The expression of the n-th term of an arithmetic sequence is
[tex]a_n=a_1+(n-1)\cdot d[/tex]The problem here is to find the initial value a1 and the value of d (common difference), then, let's write that equation for each value that we have, first, let's do n = 5
[tex]\begin{gathered} a_5=a_1+(5-1)\cdot d \\ \\ 11=a_1+4d \end{gathered}[/tex]Now let's repeat the process for n = 11
[tex]\begin{gathered} a_{11}=a_1+(11-1)\cdot d \\ \\ 29=a_1+10d \end{gathered}[/tex]Now we have a system of equations!
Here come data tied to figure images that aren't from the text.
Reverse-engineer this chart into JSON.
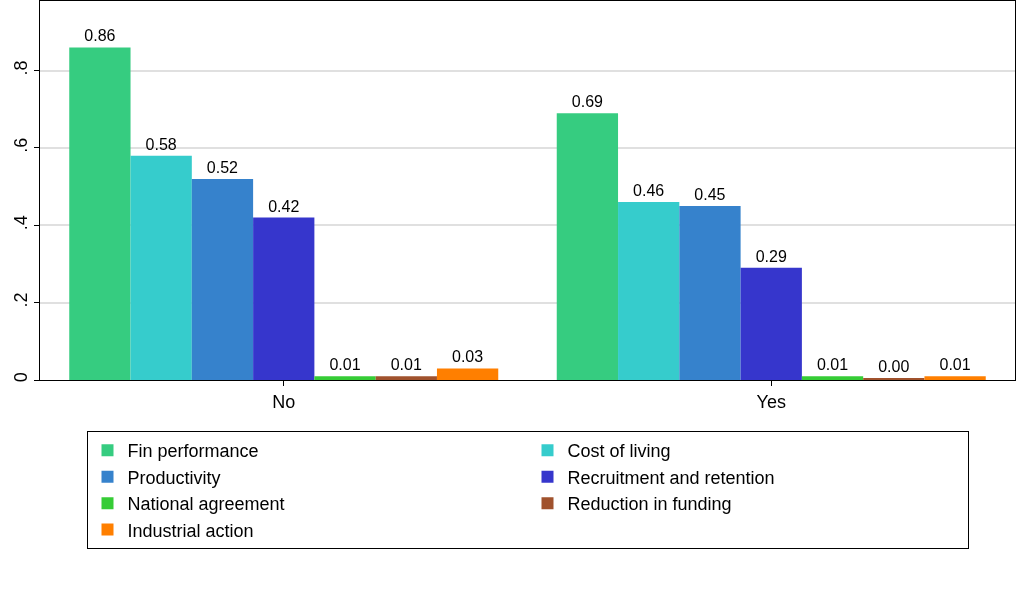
{
  "chart_data": {
    "type": "bar",
    "categories": [
      "No",
      "Yes"
    ],
    "series": [
      {
        "name": "Fin performance",
        "color": "#36cc80",
        "values": [
          0.86,
          0.69
        ],
        "value_labels": [
          "0.86",
          "0.69"
        ]
      },
      {
        "name": "Cost of living",
        "color": "#36cccc",
        "values": [
          0.58,
          0.46
        ],
        "value_labels": [
          "0.58",
          "0.46"
        ]
      },
      {
        "name": "Productivity",
        "color": "#3682cc",
        "values": [
          0.52,
          0.45
        ],
        "value_labels": [
          "0.52",
          "0.45"
        ]
      },
      {
        "name": "Recruitment and retention",
        "color": "#3636cc",
        "values": [
          0.42,
          0.29
        ],
        "value_labels": [
          "0.42",
          "0.29"
        ]
      },
      {
        "name": "National agreement",
        "color": "#36cc36",
        "values": [
          0.01,
          0.01
        ],
        "value_labels": [
          "0.01",
          "0.01"
        ]
      },
      {
        "name": "Reduction in funding",
        "color": "#a0522d",
        "values": [
          0.01,
          0.004
        ],
        "value_labels": [
          "0.01",
          "0.00"
        ]
      },
      {
        "name": "Industrial action",
        "color": "#ff7f00",
        "values": [
          0.03,
          0.01
        ],
        "value_labels": [
          "0.03",
          "0.01"
        ]
      }
    ],
    "ylim": [
      0,
      0.98
    ],
    "yticks": [
      0,
      {
        "value": 0.2,
        "label": ".2"
      },
      {
        "value": 0.4,
        "label": ".4"
      },
      {
        "value": 0.6,
        "label": ".6"
      },
      {
        "value": 0.8,
        "label": ".8"
      }
    ],
    "grid": "y",
    "legend": "bottom"
  }
}
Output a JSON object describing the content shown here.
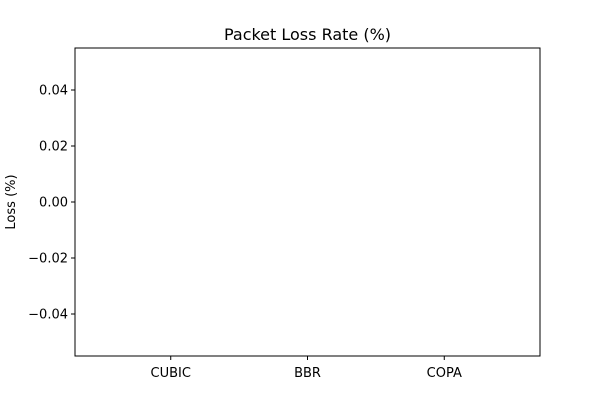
{
  "chart_data": {
    "type": "bar",
    "title": "Packet Loss Rate (%)",
    "xlabel": "",
    "ylabel": "Loss (%)",
    "categories": [
      "CUBIC",
      "BBR",
      "COPA"
    ],
    "values": [
      0,
      0,
      0
    ],
    "ylim": [
      -0.055,
      0.055
    ],
    "yticks": [
      -0.04,
      -0.02,
      0.0,
      0.02,
      0.04
    ],
    "ytick_labels": [
      "−0.04",
      "−0.02",
      "0.00",
      "0.02",
      "0.04"
    ],
    "grid": false,
    "legend": "none",
    "bar_color": "#1f77b4"
  }
}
[tex]\begin{cases}a_1+4d=11{} \\ a_1+10d=29{}\end{cases}[/tex]To solve that system we can subtract the equations
[tex]\begin{gathered} a_1-a_1+4d-10d=11-29 \\ \\ -6d=-18 \\ \\ d=\frac{18}{6} \\ \\ d=3 \end{gathered}[/tex]We can find a1 now because we have the value of d, we can use any of the two equations we wrote to do it, I'll use the first one
[tex]\begin{gathered} a_1+4d=11 \\ \\ a_1+4\cdot3=11 \\ \\ a_1+12=11 \\ \\ a_1=-1 \end{gathered}[/tex]Now we have all the term to write the rule of the n-th term,
[tex]\begin{gathered} a_n=a_1+(n-1)\cdot d \\ \\ a_n=-1+(n-1)\cdot3 \end{gathered}[/tex]The rule for the n-th term is
[tex]a_n=-1+3\cdot(n-1)[/tex]